Dibentuk pada tahun 2016 oleh Majelis Rendah Parlemen, komisi yang melakukan studi ini telah menyelidiki sejauh mana, sifat, dan akibat dari kekerasan seksual terhadap anak-anak dan remaja di Jerman. Komisi ini melakukan wawancara dan menerbitkan laporan dengan rekomendasi untuk pencegahan di masa depan dan pengakuan yang sesuai bagi para penyintas. Informasi yang tepat tentang seberapa meluasnya pelecehan seksual anak di Jerman belum tersedia secara memadai karena kurangnya data, masalah yang telah diminta oleh Organisasi Kesehatan Dunia (WHO) untuk diperbaiki agar isu ini bisa dibicarakan secara lebih terbuka. Statistik terbaru dari Badan Kriminal Jerman memperkirakan sekitar 54 anak dan remaja setiap hari menjadi korban pelecehan seksual di Jerman.

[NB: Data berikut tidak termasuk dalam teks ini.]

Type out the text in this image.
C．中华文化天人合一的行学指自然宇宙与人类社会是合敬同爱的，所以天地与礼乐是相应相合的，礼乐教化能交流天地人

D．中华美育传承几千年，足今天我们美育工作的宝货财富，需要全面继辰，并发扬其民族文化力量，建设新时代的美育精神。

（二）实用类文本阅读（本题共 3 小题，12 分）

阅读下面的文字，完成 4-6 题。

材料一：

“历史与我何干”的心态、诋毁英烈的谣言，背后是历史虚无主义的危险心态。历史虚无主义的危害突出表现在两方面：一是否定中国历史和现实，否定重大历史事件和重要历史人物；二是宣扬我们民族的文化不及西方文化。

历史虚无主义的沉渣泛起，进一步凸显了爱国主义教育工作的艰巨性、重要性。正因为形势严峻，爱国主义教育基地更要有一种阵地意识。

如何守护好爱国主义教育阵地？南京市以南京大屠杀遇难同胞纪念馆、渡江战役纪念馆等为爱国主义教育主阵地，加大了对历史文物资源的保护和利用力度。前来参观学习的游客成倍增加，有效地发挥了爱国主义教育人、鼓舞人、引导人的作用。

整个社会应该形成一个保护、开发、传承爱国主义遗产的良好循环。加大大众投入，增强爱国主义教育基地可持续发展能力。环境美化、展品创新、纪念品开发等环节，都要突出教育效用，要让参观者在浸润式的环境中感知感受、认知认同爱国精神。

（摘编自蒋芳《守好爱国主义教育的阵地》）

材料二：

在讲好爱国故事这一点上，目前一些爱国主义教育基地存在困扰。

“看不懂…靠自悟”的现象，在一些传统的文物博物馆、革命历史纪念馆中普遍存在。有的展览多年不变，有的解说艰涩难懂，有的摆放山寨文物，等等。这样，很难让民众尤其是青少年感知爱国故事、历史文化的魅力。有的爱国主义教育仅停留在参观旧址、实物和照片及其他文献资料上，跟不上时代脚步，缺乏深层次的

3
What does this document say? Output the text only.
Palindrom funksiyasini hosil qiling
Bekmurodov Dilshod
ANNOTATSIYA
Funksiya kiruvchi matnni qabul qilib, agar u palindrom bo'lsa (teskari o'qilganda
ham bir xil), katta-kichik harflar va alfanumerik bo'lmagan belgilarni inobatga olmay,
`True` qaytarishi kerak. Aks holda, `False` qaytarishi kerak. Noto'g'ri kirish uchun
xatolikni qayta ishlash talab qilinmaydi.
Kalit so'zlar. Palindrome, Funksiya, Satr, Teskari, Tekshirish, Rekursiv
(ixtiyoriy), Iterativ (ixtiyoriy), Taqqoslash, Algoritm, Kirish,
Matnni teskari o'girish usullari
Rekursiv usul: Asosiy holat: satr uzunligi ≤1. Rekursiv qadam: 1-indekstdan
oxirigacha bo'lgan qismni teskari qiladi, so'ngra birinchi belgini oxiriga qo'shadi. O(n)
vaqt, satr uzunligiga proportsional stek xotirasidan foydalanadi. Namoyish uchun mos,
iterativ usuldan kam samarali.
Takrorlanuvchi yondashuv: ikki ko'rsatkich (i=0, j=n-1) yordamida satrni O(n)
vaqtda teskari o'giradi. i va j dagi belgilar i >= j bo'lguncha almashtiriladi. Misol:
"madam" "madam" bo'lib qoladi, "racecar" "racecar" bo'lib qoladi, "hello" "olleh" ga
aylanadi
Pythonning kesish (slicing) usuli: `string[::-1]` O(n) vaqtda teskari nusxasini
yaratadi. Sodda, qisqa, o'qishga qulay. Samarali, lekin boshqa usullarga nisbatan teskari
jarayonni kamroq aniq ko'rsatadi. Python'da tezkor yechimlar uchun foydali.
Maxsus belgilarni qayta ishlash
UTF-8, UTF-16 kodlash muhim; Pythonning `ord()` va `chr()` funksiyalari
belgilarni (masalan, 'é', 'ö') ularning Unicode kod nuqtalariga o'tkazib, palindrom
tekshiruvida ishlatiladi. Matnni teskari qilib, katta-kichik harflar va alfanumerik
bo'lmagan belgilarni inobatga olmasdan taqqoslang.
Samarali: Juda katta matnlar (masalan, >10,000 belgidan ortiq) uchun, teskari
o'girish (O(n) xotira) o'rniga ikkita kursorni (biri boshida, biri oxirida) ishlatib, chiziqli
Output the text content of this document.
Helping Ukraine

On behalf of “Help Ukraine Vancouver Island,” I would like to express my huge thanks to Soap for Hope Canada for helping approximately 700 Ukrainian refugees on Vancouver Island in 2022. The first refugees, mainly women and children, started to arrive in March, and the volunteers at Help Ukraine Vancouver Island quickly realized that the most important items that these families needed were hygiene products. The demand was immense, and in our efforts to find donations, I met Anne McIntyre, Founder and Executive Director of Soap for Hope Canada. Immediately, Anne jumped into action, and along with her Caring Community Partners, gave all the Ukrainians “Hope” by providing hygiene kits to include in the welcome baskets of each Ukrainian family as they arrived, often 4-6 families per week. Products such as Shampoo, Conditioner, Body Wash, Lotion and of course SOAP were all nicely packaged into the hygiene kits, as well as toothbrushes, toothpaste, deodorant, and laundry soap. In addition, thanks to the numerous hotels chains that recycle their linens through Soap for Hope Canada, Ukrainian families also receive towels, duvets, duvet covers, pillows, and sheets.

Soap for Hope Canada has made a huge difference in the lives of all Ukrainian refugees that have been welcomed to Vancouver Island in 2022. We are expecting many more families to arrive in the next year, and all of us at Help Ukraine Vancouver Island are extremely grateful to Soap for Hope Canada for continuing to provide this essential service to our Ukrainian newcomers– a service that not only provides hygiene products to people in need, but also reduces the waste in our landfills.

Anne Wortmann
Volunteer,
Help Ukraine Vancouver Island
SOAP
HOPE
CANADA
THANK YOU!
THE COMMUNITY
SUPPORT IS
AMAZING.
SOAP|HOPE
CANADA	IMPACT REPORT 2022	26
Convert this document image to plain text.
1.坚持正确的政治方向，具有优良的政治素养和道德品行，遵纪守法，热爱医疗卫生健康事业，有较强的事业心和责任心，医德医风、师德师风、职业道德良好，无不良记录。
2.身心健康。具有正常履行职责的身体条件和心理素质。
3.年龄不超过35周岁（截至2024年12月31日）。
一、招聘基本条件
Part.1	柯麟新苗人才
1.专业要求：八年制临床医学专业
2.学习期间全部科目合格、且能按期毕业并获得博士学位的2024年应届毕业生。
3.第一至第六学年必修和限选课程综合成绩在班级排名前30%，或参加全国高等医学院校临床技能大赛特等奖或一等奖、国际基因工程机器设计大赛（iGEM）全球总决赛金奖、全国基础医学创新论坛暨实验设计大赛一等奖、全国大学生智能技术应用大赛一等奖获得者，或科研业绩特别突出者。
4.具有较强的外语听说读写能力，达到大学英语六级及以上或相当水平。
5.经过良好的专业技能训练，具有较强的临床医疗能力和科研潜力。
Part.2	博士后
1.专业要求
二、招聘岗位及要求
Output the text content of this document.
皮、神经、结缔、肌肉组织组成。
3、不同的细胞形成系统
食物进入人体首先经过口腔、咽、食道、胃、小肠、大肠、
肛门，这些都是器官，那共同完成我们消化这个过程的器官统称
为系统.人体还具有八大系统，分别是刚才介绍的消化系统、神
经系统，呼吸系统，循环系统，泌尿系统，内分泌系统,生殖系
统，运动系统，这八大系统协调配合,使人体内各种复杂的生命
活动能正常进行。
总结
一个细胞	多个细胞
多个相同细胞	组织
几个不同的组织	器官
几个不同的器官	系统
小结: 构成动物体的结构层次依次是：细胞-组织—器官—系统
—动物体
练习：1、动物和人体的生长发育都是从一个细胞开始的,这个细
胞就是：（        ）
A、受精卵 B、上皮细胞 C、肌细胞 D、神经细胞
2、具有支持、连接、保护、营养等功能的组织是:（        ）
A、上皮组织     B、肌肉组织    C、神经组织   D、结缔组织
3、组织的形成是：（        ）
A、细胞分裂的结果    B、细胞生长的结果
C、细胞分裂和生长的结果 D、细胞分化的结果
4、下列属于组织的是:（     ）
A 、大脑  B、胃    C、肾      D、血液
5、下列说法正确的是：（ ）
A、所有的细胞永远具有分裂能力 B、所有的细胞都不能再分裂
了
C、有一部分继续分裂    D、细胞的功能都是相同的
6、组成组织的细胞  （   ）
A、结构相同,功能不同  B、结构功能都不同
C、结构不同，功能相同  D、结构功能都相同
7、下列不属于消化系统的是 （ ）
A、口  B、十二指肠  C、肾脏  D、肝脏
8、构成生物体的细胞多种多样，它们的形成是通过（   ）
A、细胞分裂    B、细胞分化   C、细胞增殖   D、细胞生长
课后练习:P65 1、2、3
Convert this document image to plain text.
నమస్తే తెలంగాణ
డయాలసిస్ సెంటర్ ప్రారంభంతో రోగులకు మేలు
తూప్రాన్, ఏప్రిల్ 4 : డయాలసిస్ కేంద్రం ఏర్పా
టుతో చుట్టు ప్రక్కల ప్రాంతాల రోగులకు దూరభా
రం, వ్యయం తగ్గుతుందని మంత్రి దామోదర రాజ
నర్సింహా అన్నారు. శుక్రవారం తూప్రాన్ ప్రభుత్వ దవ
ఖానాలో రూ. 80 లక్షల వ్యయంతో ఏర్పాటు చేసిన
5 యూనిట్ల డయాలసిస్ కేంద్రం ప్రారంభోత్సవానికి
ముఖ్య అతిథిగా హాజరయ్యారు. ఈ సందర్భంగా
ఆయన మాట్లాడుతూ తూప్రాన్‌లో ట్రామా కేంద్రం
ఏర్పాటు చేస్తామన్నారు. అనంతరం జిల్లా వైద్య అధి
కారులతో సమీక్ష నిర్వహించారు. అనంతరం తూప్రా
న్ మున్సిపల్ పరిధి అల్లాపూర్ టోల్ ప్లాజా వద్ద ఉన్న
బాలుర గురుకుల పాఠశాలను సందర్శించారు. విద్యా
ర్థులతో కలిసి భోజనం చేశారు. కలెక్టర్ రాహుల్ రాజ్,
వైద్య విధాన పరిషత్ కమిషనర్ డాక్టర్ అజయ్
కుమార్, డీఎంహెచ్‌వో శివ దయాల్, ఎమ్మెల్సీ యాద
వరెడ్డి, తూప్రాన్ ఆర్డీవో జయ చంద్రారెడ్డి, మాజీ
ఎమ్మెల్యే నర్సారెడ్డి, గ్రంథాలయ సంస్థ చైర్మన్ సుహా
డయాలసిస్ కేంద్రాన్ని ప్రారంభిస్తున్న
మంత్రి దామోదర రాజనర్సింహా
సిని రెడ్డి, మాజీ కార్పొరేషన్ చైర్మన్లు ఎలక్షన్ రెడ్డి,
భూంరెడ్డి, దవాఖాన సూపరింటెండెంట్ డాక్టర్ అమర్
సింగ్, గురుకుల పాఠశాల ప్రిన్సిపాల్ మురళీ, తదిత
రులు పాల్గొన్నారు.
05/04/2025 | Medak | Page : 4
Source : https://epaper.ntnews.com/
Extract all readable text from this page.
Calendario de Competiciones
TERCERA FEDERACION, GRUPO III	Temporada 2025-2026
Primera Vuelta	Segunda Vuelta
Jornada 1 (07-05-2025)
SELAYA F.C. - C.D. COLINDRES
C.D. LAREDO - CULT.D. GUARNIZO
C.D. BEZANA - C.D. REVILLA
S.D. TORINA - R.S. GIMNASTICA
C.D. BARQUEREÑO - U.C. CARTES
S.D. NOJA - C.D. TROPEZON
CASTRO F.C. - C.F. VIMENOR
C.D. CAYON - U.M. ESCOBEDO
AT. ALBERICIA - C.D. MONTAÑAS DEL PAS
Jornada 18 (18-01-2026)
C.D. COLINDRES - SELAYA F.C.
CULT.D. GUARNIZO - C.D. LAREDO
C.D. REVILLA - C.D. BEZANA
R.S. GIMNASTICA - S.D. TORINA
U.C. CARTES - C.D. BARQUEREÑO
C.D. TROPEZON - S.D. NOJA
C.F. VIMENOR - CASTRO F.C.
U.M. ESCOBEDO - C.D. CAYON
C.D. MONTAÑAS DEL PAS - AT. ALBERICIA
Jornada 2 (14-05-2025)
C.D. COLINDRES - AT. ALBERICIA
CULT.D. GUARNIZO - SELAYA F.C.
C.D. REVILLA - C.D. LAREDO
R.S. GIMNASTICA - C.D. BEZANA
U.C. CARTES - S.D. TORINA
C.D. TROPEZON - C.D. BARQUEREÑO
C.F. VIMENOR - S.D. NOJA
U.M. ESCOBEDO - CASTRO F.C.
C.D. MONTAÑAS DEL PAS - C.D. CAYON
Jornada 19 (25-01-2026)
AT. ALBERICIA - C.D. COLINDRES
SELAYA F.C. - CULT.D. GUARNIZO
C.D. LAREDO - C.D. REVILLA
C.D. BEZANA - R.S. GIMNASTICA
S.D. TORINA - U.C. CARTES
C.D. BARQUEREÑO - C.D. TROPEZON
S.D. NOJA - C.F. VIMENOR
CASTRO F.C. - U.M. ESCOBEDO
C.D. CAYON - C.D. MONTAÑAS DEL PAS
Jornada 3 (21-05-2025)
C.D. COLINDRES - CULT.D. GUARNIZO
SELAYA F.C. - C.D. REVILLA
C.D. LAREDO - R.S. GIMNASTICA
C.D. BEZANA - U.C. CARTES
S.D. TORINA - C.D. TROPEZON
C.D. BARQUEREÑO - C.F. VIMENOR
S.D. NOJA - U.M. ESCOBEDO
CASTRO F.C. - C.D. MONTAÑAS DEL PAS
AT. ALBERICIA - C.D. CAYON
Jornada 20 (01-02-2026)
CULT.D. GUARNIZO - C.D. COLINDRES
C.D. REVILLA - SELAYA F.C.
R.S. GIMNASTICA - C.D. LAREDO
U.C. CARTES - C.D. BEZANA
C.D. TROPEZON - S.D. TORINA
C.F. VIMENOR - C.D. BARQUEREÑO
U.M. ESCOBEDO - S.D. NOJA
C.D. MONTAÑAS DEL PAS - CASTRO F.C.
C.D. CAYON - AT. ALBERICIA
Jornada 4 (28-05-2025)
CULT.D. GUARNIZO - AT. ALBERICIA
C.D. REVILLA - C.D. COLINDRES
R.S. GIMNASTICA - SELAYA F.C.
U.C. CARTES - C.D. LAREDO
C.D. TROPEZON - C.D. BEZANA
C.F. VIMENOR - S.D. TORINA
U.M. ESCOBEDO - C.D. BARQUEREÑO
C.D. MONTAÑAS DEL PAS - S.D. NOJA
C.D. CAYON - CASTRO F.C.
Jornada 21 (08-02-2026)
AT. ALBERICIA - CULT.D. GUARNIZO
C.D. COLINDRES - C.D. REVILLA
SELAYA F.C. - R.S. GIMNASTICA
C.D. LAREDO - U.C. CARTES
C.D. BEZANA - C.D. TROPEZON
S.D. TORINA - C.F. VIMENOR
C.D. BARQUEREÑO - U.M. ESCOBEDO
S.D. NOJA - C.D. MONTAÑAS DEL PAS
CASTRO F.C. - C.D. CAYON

Kavemann mengutarakan bahwa masalah besar adalah kurangnya perhatian terhadap pelecehan seksual anak yang terjadi dalam keluarga dibandingkan dengan kasus-kasus yang terjadi di lembaga-lembaga seperti gereja Katolik. Salah satu gagasan yang dibahas dalam laporan tersebut adalah untuk membuat situs peringatan sebagai bentuk pengakuan bagi mereka yang terdampak pelecehan seksual anak yang memilih untuk tidak memiliki anak sebagai akibat dari pengalaman mereka atau yang tidak dapat melakukannya karena kerusakan fisik yang ditimbulkan oleh pelaku. Ide ini disambut baik oleh Johannson, yang masih berjuang dengan dampak dari pelecehan yang pernah dialaminya. “Saya memiliki awal hidup yang sulit, tetapi saya mencoba melakukan yang terbaik dan saya rasa saya berhasil membesarkan anak-anak saya,” ujarnya. “Namun tidak ada tempat bagi saya untuk mendapatkan pengakuan resmi untuk apa yang terjadi pada saya atau mendapatkan kompensasi. Itu adalah pil yang sangat pahit untuk ditelan.”